Vicky Lance eut un petit rire qui la fit tousser.
Jason s’avança un peu plus près du lit. Malgré la fatigue qui se lisait sur les traits de la chanteuse, elle était adorable. De longs cheveux bruns encadraient son visage angélique. »

« — Vous avez raison. La justice doit passer, mais j’étais tellement en colère. Je crois que je pourrais tuer si on s’attaquait à mon enfant.
— J’en ferais autant, mais justement, la police sert à éviter la loi du talion. La violence engendre la violence.
Si nos sociétés sont bâties sur des lois, ce n’est pas le fait du hasard. La vengeance ne mène à rien de bon. Dans la colère, personne n’est capable de juger objectivement et de rendre la bonne sentence pénale pour punir un coupable. »

Née le 23 décembre 1970, originaire de Montpellier. Alexis Aubenque, après une maîtrise en sciences économiques, décide de changer radicalement de cap, et se tourne vers l’écriture.

Passionné de littératures de genre, il devient libraire durant près de dix ans, tout en publiant des romans de science fiction, dont le diptyque « La chute des mondes » chez Pocket, ainsi que la nanologie « L’empire des étoiles » chez Fleuve Noir. Il se tourne ensuite vers le Thriller, où il publiera aux éditions Calmann-Levy la trilogie River Falls, dont le deuxième tome fut couronné par le Prix Polar de Cognac.

Il enchaîne en 2011 avec le premier tome des « Nuits Noires à Seattle », la suite délocalisée à l’Est de River Falls, mais aussi avec Canyon Creek, un « one shot » aux éditions du Toucan.

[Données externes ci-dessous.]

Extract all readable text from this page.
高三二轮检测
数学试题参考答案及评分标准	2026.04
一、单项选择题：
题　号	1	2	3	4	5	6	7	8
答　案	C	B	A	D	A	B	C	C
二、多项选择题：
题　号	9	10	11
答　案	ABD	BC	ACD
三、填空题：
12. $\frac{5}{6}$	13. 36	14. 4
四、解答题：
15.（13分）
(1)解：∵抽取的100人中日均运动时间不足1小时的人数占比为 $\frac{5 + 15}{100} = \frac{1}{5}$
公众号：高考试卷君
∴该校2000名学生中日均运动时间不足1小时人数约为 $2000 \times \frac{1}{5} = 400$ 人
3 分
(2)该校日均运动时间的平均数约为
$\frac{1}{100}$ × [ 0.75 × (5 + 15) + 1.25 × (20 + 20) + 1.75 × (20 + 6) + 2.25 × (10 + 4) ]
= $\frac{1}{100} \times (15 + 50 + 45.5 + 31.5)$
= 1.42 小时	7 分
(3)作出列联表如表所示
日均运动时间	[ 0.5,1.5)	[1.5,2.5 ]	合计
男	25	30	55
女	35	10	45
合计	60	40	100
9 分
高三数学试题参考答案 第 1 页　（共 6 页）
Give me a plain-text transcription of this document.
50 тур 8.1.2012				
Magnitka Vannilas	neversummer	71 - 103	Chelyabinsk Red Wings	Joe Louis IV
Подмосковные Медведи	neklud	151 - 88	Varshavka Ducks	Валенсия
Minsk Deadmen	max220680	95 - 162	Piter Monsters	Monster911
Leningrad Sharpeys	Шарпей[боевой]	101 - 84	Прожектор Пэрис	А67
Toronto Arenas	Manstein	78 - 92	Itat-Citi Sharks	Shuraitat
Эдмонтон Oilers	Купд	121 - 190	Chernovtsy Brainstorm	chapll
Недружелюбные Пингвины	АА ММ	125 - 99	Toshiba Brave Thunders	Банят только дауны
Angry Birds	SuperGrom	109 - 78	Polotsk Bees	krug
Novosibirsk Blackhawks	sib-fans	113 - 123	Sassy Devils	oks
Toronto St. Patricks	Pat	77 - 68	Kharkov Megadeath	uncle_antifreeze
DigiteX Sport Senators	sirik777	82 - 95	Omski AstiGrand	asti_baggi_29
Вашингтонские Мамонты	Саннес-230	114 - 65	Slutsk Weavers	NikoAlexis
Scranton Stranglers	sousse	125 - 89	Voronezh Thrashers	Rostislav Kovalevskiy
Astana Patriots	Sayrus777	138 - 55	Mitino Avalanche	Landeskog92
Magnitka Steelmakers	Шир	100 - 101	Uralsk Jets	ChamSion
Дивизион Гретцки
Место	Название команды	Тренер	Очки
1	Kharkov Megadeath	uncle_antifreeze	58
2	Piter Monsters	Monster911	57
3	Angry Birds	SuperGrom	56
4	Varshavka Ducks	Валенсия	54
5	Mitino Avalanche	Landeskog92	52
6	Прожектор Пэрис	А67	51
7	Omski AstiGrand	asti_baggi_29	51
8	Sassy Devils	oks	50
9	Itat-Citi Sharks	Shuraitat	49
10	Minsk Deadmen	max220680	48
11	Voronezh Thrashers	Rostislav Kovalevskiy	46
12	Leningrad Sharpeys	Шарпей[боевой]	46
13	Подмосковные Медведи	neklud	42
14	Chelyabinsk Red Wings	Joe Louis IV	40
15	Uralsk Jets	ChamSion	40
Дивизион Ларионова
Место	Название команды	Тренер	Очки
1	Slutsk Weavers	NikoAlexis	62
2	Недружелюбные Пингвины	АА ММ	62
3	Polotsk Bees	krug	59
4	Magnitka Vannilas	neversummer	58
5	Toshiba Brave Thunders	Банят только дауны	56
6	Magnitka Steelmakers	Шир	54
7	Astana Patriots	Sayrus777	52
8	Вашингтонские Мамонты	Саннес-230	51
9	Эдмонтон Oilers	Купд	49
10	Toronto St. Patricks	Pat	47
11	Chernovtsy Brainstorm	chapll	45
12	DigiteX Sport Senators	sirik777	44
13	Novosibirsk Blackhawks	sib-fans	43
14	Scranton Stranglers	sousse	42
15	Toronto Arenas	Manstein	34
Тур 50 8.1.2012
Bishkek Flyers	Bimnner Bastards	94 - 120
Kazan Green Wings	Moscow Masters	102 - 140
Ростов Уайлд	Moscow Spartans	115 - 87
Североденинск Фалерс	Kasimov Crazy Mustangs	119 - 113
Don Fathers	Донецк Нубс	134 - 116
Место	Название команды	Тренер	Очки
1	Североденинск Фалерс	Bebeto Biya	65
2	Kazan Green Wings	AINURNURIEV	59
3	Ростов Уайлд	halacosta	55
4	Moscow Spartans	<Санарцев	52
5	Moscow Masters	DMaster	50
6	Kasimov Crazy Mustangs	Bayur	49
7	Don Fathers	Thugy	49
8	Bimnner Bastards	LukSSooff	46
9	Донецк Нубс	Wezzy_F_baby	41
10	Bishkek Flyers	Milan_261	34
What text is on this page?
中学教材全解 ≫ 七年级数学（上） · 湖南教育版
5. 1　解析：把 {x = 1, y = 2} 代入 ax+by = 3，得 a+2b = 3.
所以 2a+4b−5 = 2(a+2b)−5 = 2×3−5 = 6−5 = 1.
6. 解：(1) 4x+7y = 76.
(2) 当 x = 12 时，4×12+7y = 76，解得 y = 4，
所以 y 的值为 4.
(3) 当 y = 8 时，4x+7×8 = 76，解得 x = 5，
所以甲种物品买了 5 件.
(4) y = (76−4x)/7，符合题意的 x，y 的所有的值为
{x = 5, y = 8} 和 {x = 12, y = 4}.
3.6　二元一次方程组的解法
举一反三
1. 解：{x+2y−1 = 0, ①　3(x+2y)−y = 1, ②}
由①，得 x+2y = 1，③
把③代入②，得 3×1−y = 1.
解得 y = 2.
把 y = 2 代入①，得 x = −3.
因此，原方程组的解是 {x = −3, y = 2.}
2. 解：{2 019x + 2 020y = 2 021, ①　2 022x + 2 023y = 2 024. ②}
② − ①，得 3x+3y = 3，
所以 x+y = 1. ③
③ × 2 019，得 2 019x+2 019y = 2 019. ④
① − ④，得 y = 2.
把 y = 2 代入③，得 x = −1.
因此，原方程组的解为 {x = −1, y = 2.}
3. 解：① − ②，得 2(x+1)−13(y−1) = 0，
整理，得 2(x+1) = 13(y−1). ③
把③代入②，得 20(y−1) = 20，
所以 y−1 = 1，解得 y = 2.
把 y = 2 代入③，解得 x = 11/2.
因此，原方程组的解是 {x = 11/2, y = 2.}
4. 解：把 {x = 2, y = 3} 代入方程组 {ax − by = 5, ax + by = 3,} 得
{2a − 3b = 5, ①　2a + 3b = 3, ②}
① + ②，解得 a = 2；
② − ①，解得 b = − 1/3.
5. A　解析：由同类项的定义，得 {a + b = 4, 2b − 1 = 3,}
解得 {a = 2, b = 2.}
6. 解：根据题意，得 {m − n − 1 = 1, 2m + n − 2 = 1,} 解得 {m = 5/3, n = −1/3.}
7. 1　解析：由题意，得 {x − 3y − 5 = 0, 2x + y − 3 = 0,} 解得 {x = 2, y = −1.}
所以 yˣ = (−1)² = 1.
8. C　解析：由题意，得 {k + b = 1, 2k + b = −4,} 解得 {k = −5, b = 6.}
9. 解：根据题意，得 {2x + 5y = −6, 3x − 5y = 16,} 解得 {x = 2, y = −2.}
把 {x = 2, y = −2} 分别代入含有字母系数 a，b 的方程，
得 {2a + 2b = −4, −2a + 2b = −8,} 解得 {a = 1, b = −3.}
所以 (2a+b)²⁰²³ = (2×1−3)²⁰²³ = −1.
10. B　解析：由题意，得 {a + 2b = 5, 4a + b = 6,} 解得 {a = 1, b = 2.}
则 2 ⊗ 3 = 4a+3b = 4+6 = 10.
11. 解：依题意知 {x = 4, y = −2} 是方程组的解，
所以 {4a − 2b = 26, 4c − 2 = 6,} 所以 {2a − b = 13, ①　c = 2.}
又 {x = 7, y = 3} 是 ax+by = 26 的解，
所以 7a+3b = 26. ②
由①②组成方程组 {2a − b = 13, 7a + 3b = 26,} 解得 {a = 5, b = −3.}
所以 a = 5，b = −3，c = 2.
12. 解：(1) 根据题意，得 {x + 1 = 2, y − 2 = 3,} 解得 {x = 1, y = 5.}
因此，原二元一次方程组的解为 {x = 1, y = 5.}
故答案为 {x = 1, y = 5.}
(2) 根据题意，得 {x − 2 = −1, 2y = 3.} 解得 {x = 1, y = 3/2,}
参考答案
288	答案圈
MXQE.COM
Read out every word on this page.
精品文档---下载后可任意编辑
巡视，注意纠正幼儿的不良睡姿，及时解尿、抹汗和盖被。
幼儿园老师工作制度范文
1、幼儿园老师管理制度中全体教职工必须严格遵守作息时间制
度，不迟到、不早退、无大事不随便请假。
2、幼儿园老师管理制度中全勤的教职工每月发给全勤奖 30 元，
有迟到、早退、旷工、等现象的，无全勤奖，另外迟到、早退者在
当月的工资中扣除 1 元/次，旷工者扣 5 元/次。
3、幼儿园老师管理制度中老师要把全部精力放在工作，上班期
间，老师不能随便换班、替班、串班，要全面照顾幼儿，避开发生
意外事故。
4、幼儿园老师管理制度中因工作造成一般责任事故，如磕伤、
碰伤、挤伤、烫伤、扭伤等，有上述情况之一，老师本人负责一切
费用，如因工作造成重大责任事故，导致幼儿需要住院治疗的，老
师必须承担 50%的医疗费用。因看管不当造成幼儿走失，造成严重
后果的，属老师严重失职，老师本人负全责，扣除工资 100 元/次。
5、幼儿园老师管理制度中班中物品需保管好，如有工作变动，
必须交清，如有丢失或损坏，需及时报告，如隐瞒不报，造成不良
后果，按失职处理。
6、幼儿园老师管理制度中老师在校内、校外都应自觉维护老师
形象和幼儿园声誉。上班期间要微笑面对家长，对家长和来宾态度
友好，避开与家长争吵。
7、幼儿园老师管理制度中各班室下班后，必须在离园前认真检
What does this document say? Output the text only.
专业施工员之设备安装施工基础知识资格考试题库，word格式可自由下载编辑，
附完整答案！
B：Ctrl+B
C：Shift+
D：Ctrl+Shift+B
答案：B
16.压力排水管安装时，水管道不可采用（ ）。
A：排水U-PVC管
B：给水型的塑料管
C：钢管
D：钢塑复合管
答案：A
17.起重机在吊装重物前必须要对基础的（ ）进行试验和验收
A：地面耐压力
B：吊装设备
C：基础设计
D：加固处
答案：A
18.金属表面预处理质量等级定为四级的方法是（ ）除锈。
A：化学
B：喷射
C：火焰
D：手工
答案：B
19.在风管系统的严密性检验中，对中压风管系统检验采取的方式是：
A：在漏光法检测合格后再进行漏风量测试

Lauréat de prix prestigieux et traduit dans plusieurs pays, Alexis Aubenque dans son dernier roman, convie sur les plages ensoleillées de Santa Barbara une multitude de personnages attachants et savoureux dans une saga d’été qui mêle romance, amitié, mystère et rebondissements.

Lauréat du prestigieux Prix Polar du festival de Cognac pour Un Automne à River Falls, le deuxième épisode de la série des enquêtes de Mike Logan, Alexis est souvent dépeint comme le Harlan Coben français, pour son sens du suspens, la nervosité de son écriture et la force de ses personnages. Désormais, c’est chez Bragelonne Thriller que « le plus américain des auteurs français » publie sa série d’été.